Symptom	Cause	What to do
A workflow won't start — "binding profile incomplete"	not all `ConnectorRequirement` slots are mapped to usable instances	Bindings → `Auto-map` / pick instances; make sure instances are usable (D42) and the connectors are `Allowlist` ON (Connectors-Credentials.md §8)
`publish_definition` 422	Mode XOR (D27) violated in a connector-backed `tool_call`; or `connector_key` Mode C in a new publish (D31 quarantine); or `connector_mode_not_supported_for_external_write`; or `case_aware=True` without a `load_context` entry step	Keep exactly one connector mode field; for new code — Mode A (`connector_requirement`) or Mode B (`connector_instance_id`); move the connector call into a `tool_call`; add a `load_context` entry step for case-aware
A run stuck in `awaiting_approval`	waiting for approve, no approver with access	assign/find an approver (`approve` role with access to the project) — Approvals.md
A run in `paused_budget`	a budget interrupt on a `model_call`	raise/set the project budget (Budgets-And-Cost.md) → resume
`StagnationError`	a transition loop `A→B→A` longer than `max_steps`	review the routing / raise `max_steps` in the executor profile (deliberately)
A `subflow` fails "definition not found"	`config.definition_id` is not pinned / doesn't exist	give a pinned `wdef_*` (not a `definition_key`) — the runtime doesn't resolve latest-key
Catalog `Install` → 409	the definition name is already taken in the project	rename on install
`tool '<name>' not found in registry`	`tool_name` isn't resolvable via registry / generic dispatch / connector / sandbox	check the tool/activity registration or the correctness of the connector mode field

9. Constraints and invariants¶

A workflow is the atom (invariant 2): there are no workflow types (Magic Box); the execution strategy is by config shape, not by "type".
Undo is a fundamental right (invariant 3): every process has an inverse flow; to roll back side effects — a compensation chain / a runbook (Undo-And-Compensation.md).
PostgreSQL = SoT, Temporal = orchestration. Workers don't scan the filesystem; definitions reach the runtime only via publish_definition.
Authoring ≠ scope authority. The project_id in an authoring file is only a hint; the canonical scope comes from the CLI/API (CommandEnvelope.project_id); a mismatch is rejected.
A pinned definition_id on the runtime/replay boundary — no latest-key fallback (replay determinism).
Security and budget — before execution (invariants 4, 5): the policy gate (external_* steps) + the budget check (model_call) — before the side effect.
All mutations go via CommandEnvelope (publish_definition, create/start/pause/resume/cancel/retry/replan_workflow, binding commands, catalog commands); RBAC is server-side.
Secrets are not in the definition / profile / run snapshot — only in the encrypted credential payload; the runtime materializes them before the side effect.
subflow is a first-class step type (not a tool_call hack): budget propagation, cancel cascade, depth check.
Collections / labels are UI navigation only — they don't affect execution semantics, RBAC, or routing.
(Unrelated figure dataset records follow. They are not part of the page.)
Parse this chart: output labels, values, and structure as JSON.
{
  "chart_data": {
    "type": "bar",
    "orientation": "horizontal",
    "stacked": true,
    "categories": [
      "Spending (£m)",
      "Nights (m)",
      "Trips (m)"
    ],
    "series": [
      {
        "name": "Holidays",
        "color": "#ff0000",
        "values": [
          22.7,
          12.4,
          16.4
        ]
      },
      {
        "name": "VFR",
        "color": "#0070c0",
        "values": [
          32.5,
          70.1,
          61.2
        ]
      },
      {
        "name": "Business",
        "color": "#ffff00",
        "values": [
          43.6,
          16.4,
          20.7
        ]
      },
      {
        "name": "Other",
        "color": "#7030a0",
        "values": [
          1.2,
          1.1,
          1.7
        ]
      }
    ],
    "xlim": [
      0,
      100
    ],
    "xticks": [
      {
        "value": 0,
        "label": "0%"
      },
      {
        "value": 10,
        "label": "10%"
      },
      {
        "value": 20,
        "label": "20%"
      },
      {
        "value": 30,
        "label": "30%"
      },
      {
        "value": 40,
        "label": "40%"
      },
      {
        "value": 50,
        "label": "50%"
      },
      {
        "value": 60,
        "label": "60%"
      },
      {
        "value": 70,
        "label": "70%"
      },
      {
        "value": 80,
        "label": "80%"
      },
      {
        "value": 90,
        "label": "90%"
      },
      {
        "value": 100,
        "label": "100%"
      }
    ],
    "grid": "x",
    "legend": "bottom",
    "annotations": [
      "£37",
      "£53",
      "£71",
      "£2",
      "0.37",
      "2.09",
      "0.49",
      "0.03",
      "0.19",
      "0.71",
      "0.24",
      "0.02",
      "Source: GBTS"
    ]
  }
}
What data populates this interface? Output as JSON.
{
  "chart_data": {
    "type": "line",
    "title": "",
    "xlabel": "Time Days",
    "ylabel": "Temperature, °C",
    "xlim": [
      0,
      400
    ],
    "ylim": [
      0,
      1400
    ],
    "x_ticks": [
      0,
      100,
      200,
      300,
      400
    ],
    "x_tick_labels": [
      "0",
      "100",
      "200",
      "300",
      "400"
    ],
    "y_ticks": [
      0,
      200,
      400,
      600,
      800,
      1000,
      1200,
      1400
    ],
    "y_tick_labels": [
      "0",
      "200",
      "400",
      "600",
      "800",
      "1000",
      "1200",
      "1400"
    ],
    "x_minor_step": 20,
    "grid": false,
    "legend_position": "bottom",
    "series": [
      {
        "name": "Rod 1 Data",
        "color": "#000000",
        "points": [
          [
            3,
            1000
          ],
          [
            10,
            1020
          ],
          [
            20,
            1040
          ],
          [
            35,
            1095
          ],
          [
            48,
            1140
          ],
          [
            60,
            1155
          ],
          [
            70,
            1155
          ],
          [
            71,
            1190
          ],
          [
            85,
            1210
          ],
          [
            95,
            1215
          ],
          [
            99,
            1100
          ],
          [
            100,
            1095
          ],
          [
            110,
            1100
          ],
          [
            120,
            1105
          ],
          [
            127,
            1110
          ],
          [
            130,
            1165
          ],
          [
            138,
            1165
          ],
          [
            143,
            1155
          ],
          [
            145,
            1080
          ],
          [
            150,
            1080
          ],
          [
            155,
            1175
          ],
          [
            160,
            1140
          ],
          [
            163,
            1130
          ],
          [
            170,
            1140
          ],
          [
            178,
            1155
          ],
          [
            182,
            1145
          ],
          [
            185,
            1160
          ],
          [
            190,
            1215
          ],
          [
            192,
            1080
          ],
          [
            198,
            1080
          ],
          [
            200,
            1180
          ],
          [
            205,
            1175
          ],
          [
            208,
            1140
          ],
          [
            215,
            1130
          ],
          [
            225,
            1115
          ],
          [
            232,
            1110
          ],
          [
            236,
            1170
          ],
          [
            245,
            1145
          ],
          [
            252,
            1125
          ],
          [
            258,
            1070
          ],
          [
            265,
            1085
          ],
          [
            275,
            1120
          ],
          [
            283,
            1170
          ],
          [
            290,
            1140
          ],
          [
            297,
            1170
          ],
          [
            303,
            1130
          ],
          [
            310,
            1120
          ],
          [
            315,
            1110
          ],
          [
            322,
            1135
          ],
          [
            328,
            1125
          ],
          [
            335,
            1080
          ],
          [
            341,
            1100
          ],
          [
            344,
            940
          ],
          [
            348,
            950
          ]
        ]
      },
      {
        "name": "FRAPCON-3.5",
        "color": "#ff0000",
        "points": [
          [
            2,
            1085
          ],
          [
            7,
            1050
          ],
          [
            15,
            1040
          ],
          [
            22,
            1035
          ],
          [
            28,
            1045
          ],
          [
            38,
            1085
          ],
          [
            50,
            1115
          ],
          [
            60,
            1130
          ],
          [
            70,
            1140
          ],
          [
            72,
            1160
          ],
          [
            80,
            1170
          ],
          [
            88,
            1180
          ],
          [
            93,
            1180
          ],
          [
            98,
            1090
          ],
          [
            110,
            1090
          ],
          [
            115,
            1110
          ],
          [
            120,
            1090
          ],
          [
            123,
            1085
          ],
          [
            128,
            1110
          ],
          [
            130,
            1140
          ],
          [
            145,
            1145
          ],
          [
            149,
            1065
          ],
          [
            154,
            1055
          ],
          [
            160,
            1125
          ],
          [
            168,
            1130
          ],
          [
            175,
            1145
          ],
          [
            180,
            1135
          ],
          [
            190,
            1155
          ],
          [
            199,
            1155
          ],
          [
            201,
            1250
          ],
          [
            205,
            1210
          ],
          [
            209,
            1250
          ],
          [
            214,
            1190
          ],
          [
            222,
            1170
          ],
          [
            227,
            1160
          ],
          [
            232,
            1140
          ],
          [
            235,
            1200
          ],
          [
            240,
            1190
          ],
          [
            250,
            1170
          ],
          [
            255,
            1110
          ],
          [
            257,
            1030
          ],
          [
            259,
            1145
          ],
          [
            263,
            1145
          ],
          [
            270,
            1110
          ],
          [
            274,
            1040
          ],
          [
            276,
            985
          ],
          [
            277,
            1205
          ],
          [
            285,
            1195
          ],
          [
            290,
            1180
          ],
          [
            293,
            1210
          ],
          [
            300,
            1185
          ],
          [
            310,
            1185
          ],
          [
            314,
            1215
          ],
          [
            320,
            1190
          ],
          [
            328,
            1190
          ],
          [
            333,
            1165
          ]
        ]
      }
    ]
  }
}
Connectors-Credentials.md — ConnectorRequirement[], connector mode fields, binding profiles, run snapshot.
Cases.md — case-aware workflows, the load_context entry step, identity keys.
Undo-And-Compensation.md — the compensation chain, cancelling/rolling back a run.
Agents-And-Prompts.md — agent_config, executor profiles, model_call vs agent execution.
Approvals.md — the human_gate/external_write interrupt lifecycle, who approves.
Templates-And-Catalog.md — Catalog publish/install, templates.
Roles-And-Permissions.md — the full RBAC matrix; First-Project-Walkthrough.md — where publish/run sit in the overall flow.
Canon: WORKFLOW-ARCHITECTURE.md §1-§5 (authoring/runtime, the Step model, the 10 patterns); ARCHITECTURE-V6.md §5-§6 (execution, graph), §11-§12 (connectors, Step Runner); CONCEPT-CASE-WORKFLOWS.md, CONCEPT-WORKFLOW-LABELS.md, CONCEPT-COMPENSATION-V2.md; core/models/workflow_definitions.py (Step), core/models/auth.py (RBAC).